Age and the Dating Gay Man

If I had a nickel for every time someone has told me…

“I don’t understand HOW you are still single!”

“You’re such a CATCH!”

“If I weren’t married/dating/in a relationship/someone’s manservent I’d have snatched you up already!”

…I’d be debt-free and on that damned cruise with my friends right now in the Carribean.

Honestly, dear and faithful readers, I know exactly why I’m still single. Do you really think I’m single just for the fun of it? Of course not. I have a method to my madness.

You see, I am now of the age where the need to be dating or “in love” is not the most important thing in my life.
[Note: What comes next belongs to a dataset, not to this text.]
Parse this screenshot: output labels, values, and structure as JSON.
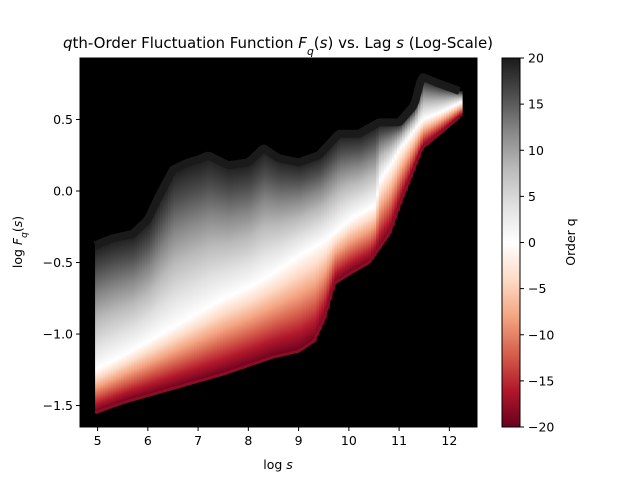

In fact, on the list of “Important Things” in my life, it’s probably not even in the top 10. As I have grown older, I’ve come to realize that the companionship of friends, family, and even pets is more important to me than having to stress myself out about the dating scene.

And as I’ve had dating experiences go painfully wrong, or had relationships crumble because of secrets and lies that I had to find out about the hard way, I’ve become much more attuned to the signs of danger in the dating world. Some my call this being overly cautious, and some may say I’m jaded and/or bitter, but I call it being protective of my heart and of my self. I see nothing at all wrong with it.

I want a relationship on my own terms, and I want my terms to match his terms. I want someone who is as crazy about me as I am about him. And I will not settle for just anyone. My requirements for the “ideal mate” are not set in stone, and neither should his be. He doesn’t have to have a perfect body. He doesn’t have to have a certain color of eyes or hair. He doesn’t need to drive a Jaguar and make a million dollars. He doesn’t even have to have a specific color of skin. If it is meant to be, it will be.

And if I know I’m interested in someone, I will make a move and see where it goes. I’ve tried waiting for someone to make a move on me, and… well… I’m still waiting. Sometimes you need to grab the bull by the horns or he’s going to run off and find someone else. And it’s happened to me way too many times in the past.

Yes, as I’ve grown older, I’ve realized that as a society– the gay community in particular– we have put far too much emphasis on finding the “ideal mate.” We have created scientific methods, computer programs, games, tricks, TV shows, and websites galore catered to finding the “Perfect Match.” And yet you’ll hear stories about some people bumping into each other at a grocery store, or accidentally calling the wrong person and striking up a conversation, or meeting someone at a party– and instantly they realize they were meant to be together.

Maybe instead of trying to concoct the right potion, we should just concentrate on being ourselves and seeing what happens.

So that’s where I am. Hopefully it will work. But if it doesn’t, at least I haven’t invested all that extra energy for naught. And since I have nothing to really lose, I won’t feel like such a failure if it doesn’t work out.

And that is why I haven’t been “snatched up” yet.